Don’t get me wrong. I get giddy thinking about walking toward people I know at the airport, looking at e-mails from Tricia and Devin planning my week in Spokane, talking with Caty about our car ride together and figuring out when we will get to see Lynne Corn Dog, thinking about my much-too-short weekend in Thousand Oaks, CA before I come back to Ghana with a family whom I love dearly, planning on staying in my bed for as much as possible (partially because dealing with the outside world will probably be really hard) when I am at my parents’ house… I am both excited for and dreading the comforts that await me, simply because I don’t want them to replace the comfort that God has provided for this ministry here.
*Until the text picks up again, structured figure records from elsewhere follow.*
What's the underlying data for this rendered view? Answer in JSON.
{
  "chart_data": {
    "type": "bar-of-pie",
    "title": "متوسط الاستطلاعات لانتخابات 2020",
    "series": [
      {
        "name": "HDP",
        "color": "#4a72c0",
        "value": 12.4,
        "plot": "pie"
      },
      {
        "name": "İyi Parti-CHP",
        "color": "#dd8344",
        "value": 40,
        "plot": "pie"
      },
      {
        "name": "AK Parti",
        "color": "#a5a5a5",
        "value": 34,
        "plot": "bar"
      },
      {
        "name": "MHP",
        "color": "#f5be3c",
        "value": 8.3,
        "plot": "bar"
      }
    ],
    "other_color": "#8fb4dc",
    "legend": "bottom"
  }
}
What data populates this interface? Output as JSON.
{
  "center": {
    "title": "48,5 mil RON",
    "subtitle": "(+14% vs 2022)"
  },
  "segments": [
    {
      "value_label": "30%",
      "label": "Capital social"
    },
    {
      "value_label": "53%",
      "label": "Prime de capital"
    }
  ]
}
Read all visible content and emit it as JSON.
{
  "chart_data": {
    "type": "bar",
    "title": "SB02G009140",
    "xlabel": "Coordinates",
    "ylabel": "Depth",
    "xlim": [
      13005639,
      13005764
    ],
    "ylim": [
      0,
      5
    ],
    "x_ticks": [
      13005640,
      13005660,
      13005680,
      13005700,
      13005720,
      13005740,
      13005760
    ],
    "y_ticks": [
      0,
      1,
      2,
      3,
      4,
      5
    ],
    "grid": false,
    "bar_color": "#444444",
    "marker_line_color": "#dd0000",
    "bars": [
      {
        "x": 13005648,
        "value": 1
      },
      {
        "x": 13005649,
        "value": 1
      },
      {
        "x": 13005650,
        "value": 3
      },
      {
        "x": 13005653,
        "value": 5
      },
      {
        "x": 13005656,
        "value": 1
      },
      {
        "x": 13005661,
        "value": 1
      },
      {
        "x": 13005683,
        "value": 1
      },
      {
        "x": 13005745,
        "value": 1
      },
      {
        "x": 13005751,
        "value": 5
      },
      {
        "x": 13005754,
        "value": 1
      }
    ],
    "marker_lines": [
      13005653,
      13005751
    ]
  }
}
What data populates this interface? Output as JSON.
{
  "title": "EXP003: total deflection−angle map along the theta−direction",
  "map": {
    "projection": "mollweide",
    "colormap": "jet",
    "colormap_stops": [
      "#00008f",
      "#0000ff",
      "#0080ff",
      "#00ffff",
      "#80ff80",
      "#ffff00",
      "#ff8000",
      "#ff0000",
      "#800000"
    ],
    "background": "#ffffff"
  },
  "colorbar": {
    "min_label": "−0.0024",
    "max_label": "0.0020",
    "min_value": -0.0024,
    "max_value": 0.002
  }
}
The comfort that God is trying to provide for all of us, every day, no matter where we are… We just aren’t so good at seeking it out or believing it’s there.

My time at home brings much to be done… Fundraising (and lots of it), planning, organizing, shopping, eating… But more than anything, I hope it involves a whole lot of loving. Last night as I couldn’t sleep, I lay in bed thinking of how awesome people are… Which I know sounds so silly. “Wow, people are so cool!” But I was just overcome with thoughts of how truly similar everyone in this world is, regardless of whether they sleep in a mud hut or a five-bedroom house for five people (this is me and my family), whether they live in Uganda or Ghana or the United States… Yes, culture is different and people look different and act different and want different things… But all of us just want to be loved, both by each other and, for most (many? I hope it’s most) of us, by something Greater… My heart sat there just dying to be the one God chooses to show extraordinary love to people. If “…out of the overflow of the heart the mouth speaks,” (Luke 6:45) I want my mouth to show this love that continues to overtake me…The love that I have been shown and the love that has captured my heart through the beautiful little people I know here in Doryumu, Ghana… And through the beautiful adults I know here as well! The hearts I hear spilled out at Bible study every week, the hearts that get shared in one-on-one’s, the hearts that come together in the late hours of the night in our bedroom to share sorrows and joys and worries about yesterday, today and tomorrow, the hearts that come together for a meal every evening… I am thankful for the community that was put in place for me to join here. Yes, I am a Whitworthian to the core, and “community” was my biggest fear coming here… But God probably looked at me going “Really? You think I drilled this into you for four years and then would leave you hanging out to dry? Come on, my daughter! You can keep asking people to pray about it, but I already have it all set up for you.”

I keep praying for my heart. For the things I am seeing and feeling and learning to truly manifest inside me and change me… For my heart to look and feel different. For my heart to show love more freely and purely. For it to be a better reflection of God’s heart for me!

I have a long way to go. But what a blessing this life is!

PS- Six days, one church service, one day at the art market, three days of school, one Christmas program, a few conferences with parents, and a whole lot of “see you soon’s” until takeoff next Saturday night… I can’t believe it’s so close!